His arrest came two months after ICE agents detained businessman and former presidential hopeful Pierre Réginald Boulos in Florida. U.S. authorities accused Boulos of supporting armed groups in Haiti and concealing political affiliations on immigration paperwork. Boulos has since been deported to Colombia.
“They were getting lots of money from the state,” said Jake Johnston, international research director at the Washington-based Center for Economic and Policy Research, to the Associated Press last year, following Vorbe and Boulos’ arrest. “Both Boulos and Dimitri Vorbe were the two members of the elite, the oligarchs that Jovenel went after.”
The back-to-back arrests marked an extraordinary moment for Haiti’s powerful business class, whose members have long operated with influence across politics, commerce and public institutions both inside Haiti and abroad.

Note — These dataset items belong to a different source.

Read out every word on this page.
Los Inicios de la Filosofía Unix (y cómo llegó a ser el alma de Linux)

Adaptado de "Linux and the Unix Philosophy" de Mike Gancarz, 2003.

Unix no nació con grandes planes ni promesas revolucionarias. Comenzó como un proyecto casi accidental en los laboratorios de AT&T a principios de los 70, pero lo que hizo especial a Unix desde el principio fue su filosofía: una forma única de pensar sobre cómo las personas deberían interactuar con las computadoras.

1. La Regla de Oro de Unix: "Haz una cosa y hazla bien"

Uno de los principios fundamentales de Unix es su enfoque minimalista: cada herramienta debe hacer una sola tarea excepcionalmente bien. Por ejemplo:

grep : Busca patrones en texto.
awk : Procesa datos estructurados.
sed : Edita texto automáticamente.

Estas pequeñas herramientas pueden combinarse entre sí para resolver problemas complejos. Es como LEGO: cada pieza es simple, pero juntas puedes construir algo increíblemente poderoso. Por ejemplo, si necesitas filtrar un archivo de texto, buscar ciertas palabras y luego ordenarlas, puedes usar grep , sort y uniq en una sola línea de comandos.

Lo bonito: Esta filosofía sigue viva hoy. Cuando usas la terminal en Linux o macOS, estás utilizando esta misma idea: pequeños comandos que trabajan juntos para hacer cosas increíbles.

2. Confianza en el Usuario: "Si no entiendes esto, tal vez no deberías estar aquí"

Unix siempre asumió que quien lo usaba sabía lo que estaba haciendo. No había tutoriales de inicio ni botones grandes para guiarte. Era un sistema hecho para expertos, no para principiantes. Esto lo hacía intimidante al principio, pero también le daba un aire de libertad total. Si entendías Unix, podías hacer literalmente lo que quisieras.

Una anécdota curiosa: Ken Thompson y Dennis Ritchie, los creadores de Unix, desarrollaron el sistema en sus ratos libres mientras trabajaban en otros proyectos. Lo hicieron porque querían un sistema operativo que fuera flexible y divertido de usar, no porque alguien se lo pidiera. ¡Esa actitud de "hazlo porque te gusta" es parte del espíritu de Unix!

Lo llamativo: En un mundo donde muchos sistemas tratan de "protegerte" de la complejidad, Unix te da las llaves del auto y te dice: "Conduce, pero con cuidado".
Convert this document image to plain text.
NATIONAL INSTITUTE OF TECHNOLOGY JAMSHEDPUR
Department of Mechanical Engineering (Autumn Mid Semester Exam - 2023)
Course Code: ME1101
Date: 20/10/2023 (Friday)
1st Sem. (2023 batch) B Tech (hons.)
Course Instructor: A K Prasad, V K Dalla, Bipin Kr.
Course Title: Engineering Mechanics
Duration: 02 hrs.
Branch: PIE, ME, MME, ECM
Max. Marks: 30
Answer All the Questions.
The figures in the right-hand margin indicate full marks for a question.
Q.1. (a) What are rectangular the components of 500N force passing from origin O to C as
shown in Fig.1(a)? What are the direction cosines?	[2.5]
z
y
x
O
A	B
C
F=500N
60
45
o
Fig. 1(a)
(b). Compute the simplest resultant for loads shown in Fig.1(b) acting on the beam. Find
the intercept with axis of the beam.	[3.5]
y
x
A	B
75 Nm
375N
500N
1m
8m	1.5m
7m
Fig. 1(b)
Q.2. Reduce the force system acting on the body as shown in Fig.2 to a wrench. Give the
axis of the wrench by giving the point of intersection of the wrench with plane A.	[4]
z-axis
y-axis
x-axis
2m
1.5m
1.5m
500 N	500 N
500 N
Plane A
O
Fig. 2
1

“There is not much love lost in Haiti either for Dimitri Vorbe or Réginald Boulos, or many of the elite families,” Johnston said of the arrests. “Many people will cheer it in a country with a broken judicial system as it’s some sliver of accountability, (but) we don’t know what any of this is for. … How does this all fit together into a strategy that actually benefits Haiti?”
Who is Vorbe?
Vorbe is part of one of Haiti’s most influential business families. His family controls Société Générale d’Énergie S.A. (SOGENER), a private electricity company that for years held lucrative contracts with Haiti’s state-owned power utility— Electrité d’Haïti (EDH).
The Vorbe family also became known for securing major public infrastructure projects under previous Haitian administrations, notably multimillion-dollar road construction contracts during the presidencies of Jean-Bertrand Aristide and René Garcia Préval.
In 2020, the administration of late President Jovenel Moïse moved to seize SOGENER amid accusations of corruption and disputes over unpaid state contracts, intensifying a long-running conflict between the government and Haiti’s economic elite.
Court filings show Vorbe challenged his detention earlier this year, arguing that his Temporary Protected Status had been unlawfully revoked and that he was being improperly held by immigration authorities. In February, Judge Gayles temporarily blocked the government from removing him from the United States while the case proceeded.
Tuesday’s agreement closes the case after both parties jointly requested a stay of proceedings pending Vorbe’s transfer to the Dominican Republic.
The development comes as Washington increases pressure on Haitian political and business figures accused of helping fuel the country’s instability.
In December, Congress passed the Haiti Criminal Collusion Transparency Act (HCCTA) as part of the 2026 National Defense Authorization Act. The measure requires the U.S. government to investigate and sanction Haitian political and economic elites with alleged ties to criminal gangs.
The law authorizes visa restrictions, asset freezes and financial sanctions targeting individuals identified as supporting or collaborating with armed groups operating in Haiti.
While international sanctions and arrests have expanded in recent years, Haiti’s own judicial system has brought few prosecutions against the country’s political or economic elite.
“This law acknowledges the real sources of Haiti’s instability,” Faith in Action International, an advocacy group, said in a 2025 statement, following the HCCTA passage. “It should be a starting point for rethinking U.S. policy in the region to support civil society and real democratic governance in Haiti.”